According to Freeman, hikers and bicyclists make no damage and all the damage is caused by horses.

Murray asked Freeman if the damage to the trail is not at one of the two proposed crossings of the roadway easement, why did he care.

Before breaking for lunch Talamante let the court know what he was thinking and said it seemed like the plaintiffs’ position is there shouldn’t be a trail at all and questioned if the court should come up with certain provisions, which he already acknowledged could all change if the proposed trail is changed.

Mark Stapp, who initially was the spokesperson for Cahava Springs when the case was originally filed, told the court the subject parcels had been transferred approximately two weeks earlier to another entity, Morning Star Properties.

When Mahaffy motioned the court to join the new entity, Talamante stated he couldn’t issue any orders against a corporate entity that had not been served with notice of the case.

Talamante allowed the joinder without prejudice.

When asked if it was true Cahava has no intention of constructing a trail on their property, Stapp replied, “We will only do what the town requires us to do.”

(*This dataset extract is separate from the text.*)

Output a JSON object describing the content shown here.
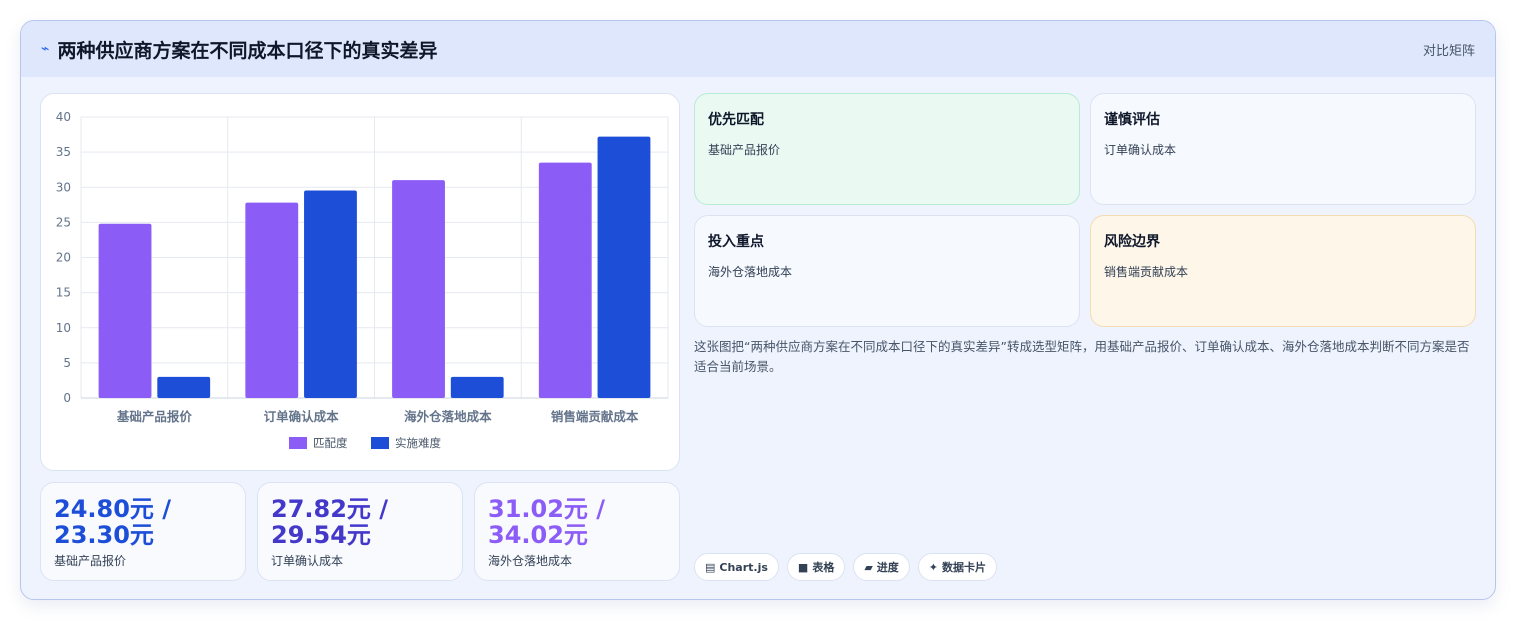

Stapp said the intent is to subdivide the property for sale subject to stipulations imposed by the town and they have no intention of voluntarily constructing a trail.

Stapp said they would only participate in the cost of a trail if required by the town and if the town requested an easement for a trail they would consider it.

Talamante stopped Mahaffy, said his questioning of Stapp sounded like a deposition or cross examination of the witness and stated, “I’m not sure where you’re going with this.”

Mahaffy asked Stapp if he recalled former Town Manager Usama Abujbarah asking for a 60-foot easement along Morning Star.

Stapp responed, “No.”

Mahaffy asked how many acres Cahava Springs owned and the various entities that owned them.

Talamante interrupted again and said, “I really don’t know what to do with this testimony.”

Neither Murray nor Winney had questions for Stapp.

Mahaffy called Margaret Crumpton, who lives on Morning Star Road, as a witness.

Crumpton claimed the town constructed a trail on her property without her permission and broke her water line.

She stated the trail wasn’t passable by horse and people use the road instead.

When asked by Murray if she had ever done any investigation to determine if the trail was on her property or on the town’s right-of-way, Crumpton said she had not.

He asked if the trail was not on her private property did she still believe she’d be liable.

Crumpton responded, “I certainly do.”

The trial also brought engineers, a surveyor, a trail construction expert, Muller and Sorchcyh to the stand.

Winney pointed out the dedication of the 25-foot easement asserted by Freeman didn’t pertain to the Freemans’ property and only applied to the southern quadrant of the section, not the northern quadrant where the Freemans’ property is located. It also was dedicated in 1992, a year after the Freemans purchased their property.

He pointed out the Freemans do not have a 25-foot easement but access via a roadway easement in the same condition the road was in as of October 1969.

After hours and days of testimony, Talamante stated, “I don’t see where this makes any significant progress in this case.”

After all sides rested their case, Talamante denied the Freemans’ motion for the court to reconsider its denial of their motion for the court to view the subject property.

Talamante then ordered counsel be allowed until 5 p.m. on Jan. 12 to submit simultaneous written closing arguments, not to exceed five pages, and proposed finding of fact and conclusions of law, not to exceed 15 pages, and said the matter would be deemed under advisement thereafter.